# Вопросы-ответы > Вопросы к издательству "Бхактиведанта Бук Траст" >  Конституциональное положение (Constitutional position)

## Bhishma das

Дорогие преданные!
Дандават-пранам!

Объясните, пожалуйста, что означает по-русски выражение "конституциональное положение (позиция?)" (в переводе с английского "constitutional position")?

Спасибо.

Харе Кришна!

Ваш слуга,
Бхишма дас.

----------


## vijitatma das

Это выражение означает "сущностное" положение (обычно - дживы), т.е. то положение, для которого джива создана (разумеется, "создано" использую условно).

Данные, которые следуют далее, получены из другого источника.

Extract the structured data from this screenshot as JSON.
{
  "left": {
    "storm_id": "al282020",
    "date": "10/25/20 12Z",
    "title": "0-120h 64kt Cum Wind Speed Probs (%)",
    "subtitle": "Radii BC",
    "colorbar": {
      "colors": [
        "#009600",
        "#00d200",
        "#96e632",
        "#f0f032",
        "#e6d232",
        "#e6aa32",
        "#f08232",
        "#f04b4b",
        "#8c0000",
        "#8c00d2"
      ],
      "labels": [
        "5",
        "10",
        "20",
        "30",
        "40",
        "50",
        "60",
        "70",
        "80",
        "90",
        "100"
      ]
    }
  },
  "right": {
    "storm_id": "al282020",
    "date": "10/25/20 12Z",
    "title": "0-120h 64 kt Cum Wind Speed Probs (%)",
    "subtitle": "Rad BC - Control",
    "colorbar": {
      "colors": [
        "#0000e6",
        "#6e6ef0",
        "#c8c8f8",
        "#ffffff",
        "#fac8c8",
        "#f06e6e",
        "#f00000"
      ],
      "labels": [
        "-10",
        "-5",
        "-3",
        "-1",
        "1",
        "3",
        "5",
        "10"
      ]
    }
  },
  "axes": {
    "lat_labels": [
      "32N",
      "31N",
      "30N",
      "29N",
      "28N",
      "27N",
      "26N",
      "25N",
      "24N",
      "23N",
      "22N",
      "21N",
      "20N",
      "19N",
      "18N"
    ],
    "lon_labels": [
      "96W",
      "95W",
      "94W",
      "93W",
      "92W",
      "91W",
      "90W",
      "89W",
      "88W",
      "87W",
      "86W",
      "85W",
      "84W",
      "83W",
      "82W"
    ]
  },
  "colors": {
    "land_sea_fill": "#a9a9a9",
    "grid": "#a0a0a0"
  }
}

Это сама природа живого существа, его вечное, неизменное положение, его постоянный дифференциальный признак, то, без чего живое существо перестает быть таковым. Это положение не связано с меняющимися условиями, такими как тело и ум, а составляет постоянную сущность дживы. Это то же, что для сахара - быть сладким, а для огня - излучать свет и тепло.

Иногда при переводе этого выражения используются такие слова как "изначальное (положение)", "вечное (положение)".

----------


## Bhishma das

Переводчики стесняются печатать по-русски?  :smilies: 

Много лет тому назад я начал переводить выражение "constitutional position", как "изначальное положение", хотя в словарях слово "constitutional" переводится по-другому.

Спасибо.

Харе Кришна!

----------


## Bhishma das

Всё никак не могу найти известное выражение Белинского о, так сказать, целесообразности использования слов русского языка вместо заимствованных.

----------


## vijitatma das

> Переводчики стесняются печатать по-русски? 
> Много лет тому назад я начал переводить выражение "constitutional position", как "изначальное положение", хотя в словарях слово "constitutional" переводится по-другому.


"Конституциональное" сейчас, мне кажется, уже мало кто употребляет, т.к. читателю это слово ровным счетом ничего не скажет. Обычно стараются перевести так, чтобы было понятно.

----------


## Bhishma das

В словарный запас многих преданных входит не только это слово "конституциональный", но множество других иноземных!

Как правило, заимствованные слова - многозначны, и поэтому всегда имеется вероятность его неправильного употребления, как, например, в случае со словом "критический":

Один неофит, узнав о существовании книги "Критическое издание Бхагавад-гиты" так оскорбился, что сам начал критиковать _карми_, за то что они критикуют "Бхагавад-гиту"!

----------